Dinesh Venugopal, president at Mphasis Direct & Digital, says: “AI-based chatbots and robot-advisory services can very well be useful in relieving the administrative burden on extremely busy and under-resourced healthcare staff, automating processes such as screening patients for symptoms and recording necessary information.” By reducing the amount of face-to-face interaction between patients and hospital staff, this goes a long way to lessening the risk of spreading infection, he says.
Staff Demand, Supply & Infrastructure
Given that many employees may have to self-isolate during the COVID-19 outbreak, AI can analyse the number of staff needed. “AI companies get requests from their clients to identify if they are likely to even have enough workers to staff a railroad,” says Davenport at Babson College. In this case, AI can help to match demand and supply, but from a labour standpoint. “If companies are laying off people, they’d like to know it’s the right number of people. Making sure you have enough people to staff a particular train or a production shaft could be quite difficult.”
Transportation companies represent a significant component of a country’s infrastructure. “They are faced with an unfortunate Catch-22 situation: we, as a society, need to keep critical infrastructure and its employees healthy, however not all of them can manage critical infrastructure remotely,” says Ribeiro-Castro at Imperial College Business School.

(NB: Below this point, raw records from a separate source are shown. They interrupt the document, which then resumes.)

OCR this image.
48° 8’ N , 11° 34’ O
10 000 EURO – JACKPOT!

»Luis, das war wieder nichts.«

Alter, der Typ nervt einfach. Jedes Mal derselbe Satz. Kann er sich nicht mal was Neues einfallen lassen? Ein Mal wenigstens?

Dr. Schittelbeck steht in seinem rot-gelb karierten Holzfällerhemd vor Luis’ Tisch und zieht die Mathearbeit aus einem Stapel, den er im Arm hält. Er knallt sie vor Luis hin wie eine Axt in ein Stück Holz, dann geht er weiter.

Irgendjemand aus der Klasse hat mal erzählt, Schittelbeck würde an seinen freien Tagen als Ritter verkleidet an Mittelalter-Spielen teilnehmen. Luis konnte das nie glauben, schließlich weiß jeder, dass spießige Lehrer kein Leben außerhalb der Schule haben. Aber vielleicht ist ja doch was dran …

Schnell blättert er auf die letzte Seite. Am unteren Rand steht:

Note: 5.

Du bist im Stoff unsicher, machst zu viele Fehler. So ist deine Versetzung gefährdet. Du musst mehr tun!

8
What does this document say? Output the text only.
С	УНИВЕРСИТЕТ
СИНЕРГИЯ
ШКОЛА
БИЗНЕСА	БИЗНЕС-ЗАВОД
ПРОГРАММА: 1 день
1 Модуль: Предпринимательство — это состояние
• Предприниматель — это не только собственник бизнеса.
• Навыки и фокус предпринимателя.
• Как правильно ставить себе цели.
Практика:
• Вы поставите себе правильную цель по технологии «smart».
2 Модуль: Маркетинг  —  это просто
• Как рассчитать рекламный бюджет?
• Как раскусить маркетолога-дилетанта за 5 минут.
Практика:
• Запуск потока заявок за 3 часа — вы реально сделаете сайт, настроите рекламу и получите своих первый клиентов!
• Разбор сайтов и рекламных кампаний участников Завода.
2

What’s more, semi-automation is already implemented in certain forms of public transport. Ribeiro-Castro cites Navya, a company that designs and manufactures autonomous vehicles, such as shuttle buses at airports or theme parks. “AI is already being used more generally in the transportation sector to do things such as increase passenger safety, reduce traffic congestion and accidents, lessen carbon emissions, and also minimise overall financial expense.”